While there was no significant difference in test timing between responders and non-responders (Table 5), the effect of test timing in a paediatric population is not well characterised. In a small series of adult patients, on sequential testing over a 24-h period with LTA, Henry et al. demonstrated that the proportion of patients with in vitro resistance was lowest at 2 h [45]. One patient on established aspirin therapy was tested before their regular once-daily dose i.e. 24-h post dose, with normal results on re-testing. Optimal test timing may be 2–12 h post dose [28], which is contrary to the hypothesis that aspirin effect potentiates for the life cycle of the platelet. Where possible, the authors recommend test-timing fall within this interval, while acknowledging this may be challenging particularly in paediatric patients. Consideration of dosing interval was outside the scope of this study.

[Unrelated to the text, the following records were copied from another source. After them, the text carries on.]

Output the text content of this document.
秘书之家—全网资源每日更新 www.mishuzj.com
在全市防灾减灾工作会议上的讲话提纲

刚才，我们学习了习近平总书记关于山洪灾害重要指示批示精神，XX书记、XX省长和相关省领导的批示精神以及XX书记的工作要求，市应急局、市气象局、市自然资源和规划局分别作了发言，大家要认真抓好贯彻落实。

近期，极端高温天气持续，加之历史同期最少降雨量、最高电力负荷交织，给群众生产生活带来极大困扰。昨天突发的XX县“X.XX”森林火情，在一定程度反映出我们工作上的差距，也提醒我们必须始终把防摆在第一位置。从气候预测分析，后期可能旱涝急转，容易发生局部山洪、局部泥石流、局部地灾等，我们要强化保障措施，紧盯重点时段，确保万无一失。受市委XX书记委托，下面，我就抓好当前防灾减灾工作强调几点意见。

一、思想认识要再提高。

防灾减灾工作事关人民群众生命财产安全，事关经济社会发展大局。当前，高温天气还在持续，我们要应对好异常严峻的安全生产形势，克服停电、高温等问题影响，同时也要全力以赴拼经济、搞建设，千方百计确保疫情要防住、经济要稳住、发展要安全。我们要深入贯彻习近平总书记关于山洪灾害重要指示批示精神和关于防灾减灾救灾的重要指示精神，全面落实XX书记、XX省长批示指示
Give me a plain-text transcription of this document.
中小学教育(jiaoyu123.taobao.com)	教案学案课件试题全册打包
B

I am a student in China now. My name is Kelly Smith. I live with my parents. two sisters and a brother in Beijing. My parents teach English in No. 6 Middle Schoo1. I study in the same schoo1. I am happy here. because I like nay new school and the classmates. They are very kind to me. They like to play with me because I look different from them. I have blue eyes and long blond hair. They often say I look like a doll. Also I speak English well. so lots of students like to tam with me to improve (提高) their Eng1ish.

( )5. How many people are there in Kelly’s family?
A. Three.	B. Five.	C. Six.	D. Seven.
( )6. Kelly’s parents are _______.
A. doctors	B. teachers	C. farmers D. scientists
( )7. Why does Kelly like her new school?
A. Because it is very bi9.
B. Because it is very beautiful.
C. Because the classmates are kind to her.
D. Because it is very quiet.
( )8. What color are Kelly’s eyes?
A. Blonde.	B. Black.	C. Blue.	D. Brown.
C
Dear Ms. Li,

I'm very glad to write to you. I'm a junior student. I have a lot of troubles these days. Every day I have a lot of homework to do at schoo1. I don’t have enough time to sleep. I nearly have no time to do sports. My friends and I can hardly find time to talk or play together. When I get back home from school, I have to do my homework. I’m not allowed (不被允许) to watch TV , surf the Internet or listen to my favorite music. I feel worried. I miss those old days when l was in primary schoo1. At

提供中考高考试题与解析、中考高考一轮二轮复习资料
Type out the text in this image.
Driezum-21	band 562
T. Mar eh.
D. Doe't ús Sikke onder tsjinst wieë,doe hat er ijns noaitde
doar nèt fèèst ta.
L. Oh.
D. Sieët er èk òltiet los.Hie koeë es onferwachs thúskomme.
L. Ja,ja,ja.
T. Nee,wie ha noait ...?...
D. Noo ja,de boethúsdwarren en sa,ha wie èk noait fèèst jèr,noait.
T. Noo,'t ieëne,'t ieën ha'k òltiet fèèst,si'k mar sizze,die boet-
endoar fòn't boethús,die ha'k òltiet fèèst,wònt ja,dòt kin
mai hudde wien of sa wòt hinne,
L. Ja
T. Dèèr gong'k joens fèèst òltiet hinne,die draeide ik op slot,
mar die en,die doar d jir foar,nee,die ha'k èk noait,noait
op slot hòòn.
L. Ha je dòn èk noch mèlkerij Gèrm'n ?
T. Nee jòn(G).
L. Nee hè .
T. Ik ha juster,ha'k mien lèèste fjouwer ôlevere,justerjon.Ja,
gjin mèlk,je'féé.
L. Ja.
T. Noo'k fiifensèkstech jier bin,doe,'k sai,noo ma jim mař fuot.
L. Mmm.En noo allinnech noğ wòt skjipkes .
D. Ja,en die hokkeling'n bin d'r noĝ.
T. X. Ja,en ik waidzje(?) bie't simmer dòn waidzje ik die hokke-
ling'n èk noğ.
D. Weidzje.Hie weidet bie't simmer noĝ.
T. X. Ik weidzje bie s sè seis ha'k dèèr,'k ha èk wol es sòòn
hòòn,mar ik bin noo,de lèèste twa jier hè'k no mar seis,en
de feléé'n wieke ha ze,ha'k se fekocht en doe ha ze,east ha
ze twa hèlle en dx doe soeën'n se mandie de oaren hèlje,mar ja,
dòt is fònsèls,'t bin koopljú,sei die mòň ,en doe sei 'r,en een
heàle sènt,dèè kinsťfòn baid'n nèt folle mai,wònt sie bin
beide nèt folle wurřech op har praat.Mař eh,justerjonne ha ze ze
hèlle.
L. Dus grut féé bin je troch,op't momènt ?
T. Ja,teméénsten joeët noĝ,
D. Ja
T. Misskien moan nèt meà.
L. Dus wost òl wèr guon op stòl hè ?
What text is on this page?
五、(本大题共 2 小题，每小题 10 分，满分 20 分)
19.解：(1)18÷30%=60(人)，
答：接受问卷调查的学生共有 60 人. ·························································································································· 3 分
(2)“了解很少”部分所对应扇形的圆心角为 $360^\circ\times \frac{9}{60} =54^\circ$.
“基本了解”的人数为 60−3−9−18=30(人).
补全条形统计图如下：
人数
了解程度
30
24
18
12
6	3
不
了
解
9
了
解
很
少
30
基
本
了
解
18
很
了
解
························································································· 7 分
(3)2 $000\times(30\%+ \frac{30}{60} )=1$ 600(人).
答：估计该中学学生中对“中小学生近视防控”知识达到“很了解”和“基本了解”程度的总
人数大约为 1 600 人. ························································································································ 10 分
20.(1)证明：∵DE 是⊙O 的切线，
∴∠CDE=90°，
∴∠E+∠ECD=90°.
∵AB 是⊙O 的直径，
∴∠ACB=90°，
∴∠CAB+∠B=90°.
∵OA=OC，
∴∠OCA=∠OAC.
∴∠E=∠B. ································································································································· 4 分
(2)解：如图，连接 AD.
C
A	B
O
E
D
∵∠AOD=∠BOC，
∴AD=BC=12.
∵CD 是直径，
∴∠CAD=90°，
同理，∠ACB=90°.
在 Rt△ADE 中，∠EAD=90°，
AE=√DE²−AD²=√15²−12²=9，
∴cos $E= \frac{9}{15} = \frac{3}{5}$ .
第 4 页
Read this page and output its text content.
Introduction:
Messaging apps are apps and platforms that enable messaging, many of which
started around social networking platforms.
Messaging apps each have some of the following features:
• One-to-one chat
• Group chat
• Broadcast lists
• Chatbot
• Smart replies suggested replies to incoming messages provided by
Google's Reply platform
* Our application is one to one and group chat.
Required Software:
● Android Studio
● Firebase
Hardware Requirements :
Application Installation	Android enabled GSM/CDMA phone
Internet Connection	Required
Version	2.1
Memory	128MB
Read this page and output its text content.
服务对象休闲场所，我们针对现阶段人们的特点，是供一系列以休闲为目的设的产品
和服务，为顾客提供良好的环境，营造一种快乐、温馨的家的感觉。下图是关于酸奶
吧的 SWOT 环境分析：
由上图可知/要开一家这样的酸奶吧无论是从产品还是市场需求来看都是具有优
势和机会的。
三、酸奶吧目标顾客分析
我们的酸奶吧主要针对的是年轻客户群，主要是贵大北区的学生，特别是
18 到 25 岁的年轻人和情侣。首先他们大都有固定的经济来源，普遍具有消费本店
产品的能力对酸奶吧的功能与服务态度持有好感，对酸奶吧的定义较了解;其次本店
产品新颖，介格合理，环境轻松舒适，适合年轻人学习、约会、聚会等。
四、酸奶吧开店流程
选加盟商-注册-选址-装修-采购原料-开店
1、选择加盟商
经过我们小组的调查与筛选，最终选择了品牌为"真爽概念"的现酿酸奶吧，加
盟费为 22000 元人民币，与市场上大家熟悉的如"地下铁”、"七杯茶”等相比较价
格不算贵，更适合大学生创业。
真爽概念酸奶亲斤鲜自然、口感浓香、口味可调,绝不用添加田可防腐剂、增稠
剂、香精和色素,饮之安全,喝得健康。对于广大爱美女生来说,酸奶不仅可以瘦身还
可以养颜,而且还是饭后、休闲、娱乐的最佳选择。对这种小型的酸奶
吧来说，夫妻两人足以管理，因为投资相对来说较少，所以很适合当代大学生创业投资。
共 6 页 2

Table 5 Comparison of Characteristics of Responders and Non-responders

Conclusions

The rate of aspirin non-responsiveness amongst paediatric patients with transcatheter valve replacement systems or xenograft valved conduits was 24% and testing for aspirin response should be considered in these patients. However, only 6.7% of patients required dose increases. The authors recommend reviewing aspirin dose regularly and up-titrating dose for weight, with consideration for responsiveness testing with dose increases particularly under the age of 1 year. Increased vigilance for non-response in the post-operative period has been previously shown to reduce thrombotic events [29]. Where non-response is identified, confirmation of adherence and additional medications should be reviewed. The authors advocate for the prescription of non-enteric coated preparations. A testing algorithm has been proposed (Fig. 1).

Whether aspirin possesses a protective effect against the development of IE and valve failure in these patients remains to be fully elucidated. Echoing the call from previous literature, there is a need for clear guidance on the optimal anti-platelet regimen in this patient cohort [13, 15, 17].